Meyer Mill was the smallest sugar mill in Hawaii, operating from 1878 to 1889. You can see it restored on the grounds of the Molokai Museum & Cultural Center.
This 6-horse power steam engine powered the Meyer Mill, with steam supplied by the black boiler in the background.
The evaporator, made of redwood and copper, thickened the cane juice into sugar.
Another view of the historic mill.
You can walk the fields of Molokai's Kumu Farms.
Kumu Farms' Emanuela Vinciguerra, in a field of basil.
It's hard to imagine how fragrant an entire field of fresh herbs can be.
Kumu Farms produces 20,000 pounds of papayas a week.
Not to mention bananas.
Kapuaiwa Coconut Grove is what remains of 10 acres of coconut trees planted by King Kamehameha V in the 1860s.
Kapuaiwa Coconut Grove is one of the best places on Molokai to catch a sunset.
Looking back at Kaunakakai from the harbor.
Molokai is so small, bulletin boards are a major form of communication. Note that there are pigs for sale, if you're looking for a live souvenir.
Main Street Kaunakakai from Triangle Park.
Ala Malama Avenue takes you right through the heart of Kaunakakai.
Home girl Raiatea Helm and her mother, on their way to Kanemitsu Bakery for breakfast.
Kanemitsu Bakery is a Molokai institution, famous for its baked goods and French toast.
Blossom Poepoe and her son Steven are mainstays of the Kanemitsu bakery operation.
Round loaves of Molokai bread, ready to go into the oven.
Starting at 9 p.m., Kanemitsu Bakery sells round Molokai bread, fresh out of the oven, with your choice of toppings.

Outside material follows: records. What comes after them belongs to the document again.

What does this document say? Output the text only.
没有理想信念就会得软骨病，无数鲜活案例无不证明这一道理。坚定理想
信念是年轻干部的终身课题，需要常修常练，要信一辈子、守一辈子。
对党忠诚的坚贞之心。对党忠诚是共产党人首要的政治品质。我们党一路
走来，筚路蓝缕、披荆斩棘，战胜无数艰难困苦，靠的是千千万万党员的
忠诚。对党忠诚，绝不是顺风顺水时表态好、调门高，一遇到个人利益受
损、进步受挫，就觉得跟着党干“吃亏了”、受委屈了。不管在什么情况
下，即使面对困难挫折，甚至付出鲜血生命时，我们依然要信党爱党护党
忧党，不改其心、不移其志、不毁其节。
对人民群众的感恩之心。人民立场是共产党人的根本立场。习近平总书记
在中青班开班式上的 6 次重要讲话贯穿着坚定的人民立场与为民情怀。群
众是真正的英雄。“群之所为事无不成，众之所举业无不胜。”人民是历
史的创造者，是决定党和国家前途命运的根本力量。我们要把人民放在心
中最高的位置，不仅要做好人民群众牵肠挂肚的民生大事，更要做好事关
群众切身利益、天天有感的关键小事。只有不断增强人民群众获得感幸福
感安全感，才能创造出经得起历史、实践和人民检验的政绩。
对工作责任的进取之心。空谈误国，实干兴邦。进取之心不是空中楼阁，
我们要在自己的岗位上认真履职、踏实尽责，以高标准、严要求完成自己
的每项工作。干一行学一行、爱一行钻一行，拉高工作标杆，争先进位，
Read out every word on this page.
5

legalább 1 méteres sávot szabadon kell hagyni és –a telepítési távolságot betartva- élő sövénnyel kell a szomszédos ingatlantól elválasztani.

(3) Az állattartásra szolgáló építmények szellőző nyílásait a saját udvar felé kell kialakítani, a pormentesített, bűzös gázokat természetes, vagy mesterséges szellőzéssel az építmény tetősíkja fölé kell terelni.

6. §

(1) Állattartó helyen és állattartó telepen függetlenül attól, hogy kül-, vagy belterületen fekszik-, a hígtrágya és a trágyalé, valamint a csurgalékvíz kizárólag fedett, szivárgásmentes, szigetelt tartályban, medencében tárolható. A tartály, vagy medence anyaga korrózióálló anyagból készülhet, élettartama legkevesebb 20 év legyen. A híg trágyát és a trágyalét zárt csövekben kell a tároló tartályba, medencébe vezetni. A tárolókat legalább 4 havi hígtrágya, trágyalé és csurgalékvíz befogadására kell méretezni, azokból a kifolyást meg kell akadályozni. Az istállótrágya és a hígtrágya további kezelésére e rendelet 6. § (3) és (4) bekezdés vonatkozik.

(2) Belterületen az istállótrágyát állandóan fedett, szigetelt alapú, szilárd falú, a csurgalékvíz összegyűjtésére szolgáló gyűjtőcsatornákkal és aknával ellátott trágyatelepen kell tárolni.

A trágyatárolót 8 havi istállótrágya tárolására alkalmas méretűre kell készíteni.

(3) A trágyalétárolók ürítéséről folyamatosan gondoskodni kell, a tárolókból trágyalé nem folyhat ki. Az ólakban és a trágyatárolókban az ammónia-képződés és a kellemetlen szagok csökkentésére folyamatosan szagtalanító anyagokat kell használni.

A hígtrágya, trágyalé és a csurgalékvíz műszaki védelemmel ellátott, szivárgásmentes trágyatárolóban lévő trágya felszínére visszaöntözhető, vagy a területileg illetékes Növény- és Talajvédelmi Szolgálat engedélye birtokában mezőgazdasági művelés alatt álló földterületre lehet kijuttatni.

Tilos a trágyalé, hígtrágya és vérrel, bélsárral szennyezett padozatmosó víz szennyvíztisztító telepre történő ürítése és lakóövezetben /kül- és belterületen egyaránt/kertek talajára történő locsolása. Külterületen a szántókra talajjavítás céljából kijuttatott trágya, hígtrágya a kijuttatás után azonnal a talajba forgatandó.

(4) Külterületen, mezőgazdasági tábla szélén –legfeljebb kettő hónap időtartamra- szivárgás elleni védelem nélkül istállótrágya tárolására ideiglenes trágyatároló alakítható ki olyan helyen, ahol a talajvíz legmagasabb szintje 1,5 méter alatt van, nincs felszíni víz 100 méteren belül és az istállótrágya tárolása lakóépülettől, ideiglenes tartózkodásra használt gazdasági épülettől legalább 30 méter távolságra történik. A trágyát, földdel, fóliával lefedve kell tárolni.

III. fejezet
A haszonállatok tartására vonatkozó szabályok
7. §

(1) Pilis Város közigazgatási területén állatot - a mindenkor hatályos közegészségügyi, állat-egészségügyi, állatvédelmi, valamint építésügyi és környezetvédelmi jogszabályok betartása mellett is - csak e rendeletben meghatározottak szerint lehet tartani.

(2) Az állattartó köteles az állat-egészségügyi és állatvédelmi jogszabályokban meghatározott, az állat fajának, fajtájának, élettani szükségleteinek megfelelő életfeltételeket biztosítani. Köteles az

But you have to knock at this alley door to get it.
You knock, someone eventually answers. You hand over your money. The door closes. Sometime later your bread appears.
We are not saying Molokai is quiet. But this is Raiatea Helm standing right smack in the middle of Kaunakakai's main street about 10 p.m. Notice the lack of traffic.
There's nothing more peaceful than a Molokai morning.
A lone kayaker heads out into the dawn.
Words don't add much to this photo, shot from the grounds of the Molokai Shores condominium.
Paddling is a major sport in Hawaii, especially on Molokai, where the yearly races to Oahu begin.
The kayak rack at Molokai Shores.
This photo makes us wish we were sitting on that bench right now.
Molokai Drive In, where everyone on Molokai eats. Kaunakakai is not a big restaurant town.
East Molokai is sparsely settled and offers vistas like these.
You walk to your plane at Molokai Airport, in this case an Island Air Dash 8 bound for Honolulu.